First, we are applying the regression model to the ‘friendship’ tie attribute to test hypothesis 1, 3 and 5, and then the regression model to the ‘discussion’ tie attribute for hypothesis 2 and 4.
## # A tibble: 4 × 4
## term estimate statistic p.value
## <chr> <dbl> <dbl> <dbl>
## 1 (intercept) -3.51 -53.6 0
## 2 same community 0.637 6.55 0
## 3 same specialty 0.594 6.58 0
## 4 alter clubs -0.00779 -0.517 0.81
## # A tibble: 1 × 9
## pseudo.r.squared AIC AICc BIC chi.squared deviance null.deviance
## <dbl> <dbl> <dbl> <dbl> <dbl> <dbl> <dbl>
## 1 0.514 4482. 4482. 4512. 0 4474. 18815.
## # ℹ 2 more variables: df.residual <int>, nobs <int>
## # A tibble: 5 × 4
## term estimate statistic p.value
## <chr> <dbl> <dbl> <dbl>
## 1 (intercept) -2.90 -23.0 0
## 2 alter meetings 0.0603 2.67 0.215
## 3 ego med_sch_yr -0.0833 -3.68 0
## 4 alter med_sch_yr -0.0556 -2.20 0.3
## 5 same med_sch_yr 0.763 7.52 0
## # A tibble: 1 × 9
## pseudo.r.squared AIC AICc BIC chi.squared deviance null.deviance
## <dbl> <dbl> <dbl> <dbl> <dbl> <dbl> <dbl>
## 1 0.514 4497. 4497. 4535. 0 4487. 18815.
## # ℹ 2 more variables: df.residual <int>, nobs <int>
Regarding regression model for “friendship”, we observe that the results for both same(“community”) and same(“specialty”) are statistically significant and their estimate values are positive, as shown in our tidygraph.
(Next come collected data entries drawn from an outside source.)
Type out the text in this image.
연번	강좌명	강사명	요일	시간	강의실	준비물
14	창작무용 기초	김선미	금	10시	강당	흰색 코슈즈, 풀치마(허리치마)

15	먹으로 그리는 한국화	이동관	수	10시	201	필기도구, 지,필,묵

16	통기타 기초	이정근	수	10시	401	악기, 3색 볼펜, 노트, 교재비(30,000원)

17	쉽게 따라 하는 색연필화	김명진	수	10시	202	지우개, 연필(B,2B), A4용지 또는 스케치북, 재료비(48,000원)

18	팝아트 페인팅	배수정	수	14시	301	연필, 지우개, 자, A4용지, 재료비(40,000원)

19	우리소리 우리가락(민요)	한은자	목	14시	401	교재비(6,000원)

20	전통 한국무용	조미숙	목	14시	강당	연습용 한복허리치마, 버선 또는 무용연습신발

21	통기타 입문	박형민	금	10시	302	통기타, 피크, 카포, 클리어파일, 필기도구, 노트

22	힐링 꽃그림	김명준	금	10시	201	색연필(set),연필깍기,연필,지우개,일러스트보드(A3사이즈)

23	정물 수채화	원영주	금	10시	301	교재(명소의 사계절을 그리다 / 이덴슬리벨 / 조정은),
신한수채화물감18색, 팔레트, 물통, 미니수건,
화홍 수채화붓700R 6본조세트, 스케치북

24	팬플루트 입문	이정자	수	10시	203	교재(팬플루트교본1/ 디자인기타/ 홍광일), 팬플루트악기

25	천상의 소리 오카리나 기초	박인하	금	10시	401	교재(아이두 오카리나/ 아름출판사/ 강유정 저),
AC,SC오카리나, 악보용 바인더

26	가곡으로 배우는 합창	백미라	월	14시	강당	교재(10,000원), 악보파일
This means we can assume there is homophily for friendship based on how long physicians have been in the community (of doctors) and based on being part of the same specialty. We do reject the null hypothesis of non-homophily for “community” and “specialty”. However, we can see that the result for alter(“clubs”) is not statistically significant, meaning that doctors don’t receive more friendship ties basef off of their membership in clubs. Therefore, we cannot reject the null hypothesis for receiving ties based on “club”.
Regarding regression model for “discussion”, we can see that the result for alter(“meetings”) is not statistically significant, meaning that we cannot reject the null hypothesis. The result for same(“meetings”) is not statistically significant so there is no homophily based off of attending physicians’ conventions, meaning that we cannot reject the null hypothesis. For alter(“med_sch_yr), the result is also not statistically significant, so it seems that doctors do not receive discussion ties based off of how long they have been practicing. Finally, we do see statistical significance for same(”med_sch_yr”), meaning that there is homophily based off of how long doctors have been practicing medicine.
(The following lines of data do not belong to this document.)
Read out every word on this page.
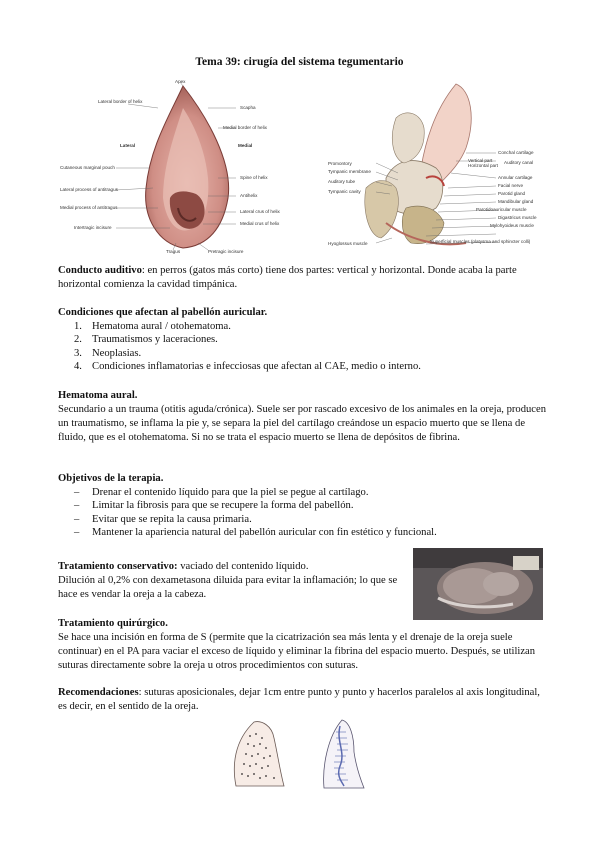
Tema 39: cirugía del sistema tegumentario
Apex
Lateral border of helix
Scapha
Medial border of helix
Lateral	Medial
Cutaneous marginal pouch
Lateral process of antitragus
Medial process of antitragus
Intertragic incisure
Spine of helix
Antihelix
Lateral crus of helix
Medial crus of helix
Tragus	Pretragic incisure
Promontory
Tympanic membrane
Auditory tube
Tympanic cavity
Hyoglossus muscle
Conchal cartilage
Vertical part
Horizontal part
Auditory canal
Annular cartilage
Facial nerve
Parotid gland
Mandibular gland
Parotidoauricular muscle
Digastricus muscle
Mylohyoideus muscle
Superficial muscles (platysma and sphincter colli)

Conducto auditivo: en perros (gatos más corto) tiene dos partes: vertical y horizontal. Donde acaba la parte horizontal comienza la cavidad timpánica.

Condiciones que afectan al pabellón auricular.

1. Hematoma aural / otohematoma.
2. Traumatismos y laceraciones.
3. Neoplasias.
4. Condiciones inflamatorias e infecciosas que afectan al CAE, medio o interno.

Hematoma aural.

Secundario a un trauma (otitis aguda/crónica). Suele ser por rascado excesivo de los animales en la oreja, producen un traumatismo, se inflama la pie y, se separa la piel del cartílago creándose un espacio muerto que se llena de fluido, que es el otohematoma. Si no se trata el espacio muerto se llena de depósitos de fibrina.

Objetivos de la terapia.

– Drenar el contenido líquido para que la piel se pegue al cartílago.
– Limitar la fibrosis para que se recupere la forma del pabellón.
– Evitar que se repita la causa primaria.
– Mantener la apariencia natural del pabellón auricular con fin estético y funcional.

Tratamiento conservativo: vaciado del contenido líquido.

Dilución al 0,2% con dexametasona diluida para evitar la inflamación; lo que se hace es vendar la oreja a la cabeza.

Tratamiento quirúrgico.

Se hace una incisión en forma de S (permite que la cicatrización sea más lenta y el drenaje de la oreja suele continuar) en el PA para vaciar el exceso de líquido y eliminar la fibrina del espacio muerto. Después, se utilizan suturas directamente sobre la oreja u otros procedimientos con suturas.

Recomendaciones: suturas aposicionales, dejar 1cm entre punto y punto y hacerlos paralelos al axis longitudinal, es decir, en el sentido de la oreja.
Our analysis took the largest component of the network which is the largest city of Peoria to analyse which node attribute influence patterns of relationships among physicians. We permuted the network by applying a regression model for two types of tie attributes, “friendship” and “discussion”. Permutation takes a series of random graphs to compare the tie patterns within our network to those of these random graphs in order to understand which, if any, node attributes are influence the patterns. Permutation keeps the size, density and structure of the network when computing random graphs for higher accuracy.
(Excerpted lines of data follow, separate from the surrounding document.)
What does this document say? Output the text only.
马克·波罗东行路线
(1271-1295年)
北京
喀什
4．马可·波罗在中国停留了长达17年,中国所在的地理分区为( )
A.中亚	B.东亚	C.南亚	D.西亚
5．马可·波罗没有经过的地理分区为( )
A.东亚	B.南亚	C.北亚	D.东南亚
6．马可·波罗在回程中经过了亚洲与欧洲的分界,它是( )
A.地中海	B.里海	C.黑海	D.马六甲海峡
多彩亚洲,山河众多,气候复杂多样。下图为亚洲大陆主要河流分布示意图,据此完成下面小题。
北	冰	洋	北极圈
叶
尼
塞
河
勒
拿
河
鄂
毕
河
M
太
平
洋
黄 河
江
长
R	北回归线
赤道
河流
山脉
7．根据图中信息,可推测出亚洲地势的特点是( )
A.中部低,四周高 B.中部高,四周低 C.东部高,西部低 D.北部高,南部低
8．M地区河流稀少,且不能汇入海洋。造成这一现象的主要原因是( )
Our results were interesting and showed homophily among several attributes of this network. When it comes to friendship, doctors who have been in a community for the same amount of time are more likely to group together. They also relate more to peers of the same specialty. Now when it comes to patterns of discussion, we see that doctors are more likely to have discussion with those that started practicing the same year. These results are very intuitive based off of assumptions that we can make on how doctors likely relate to each other.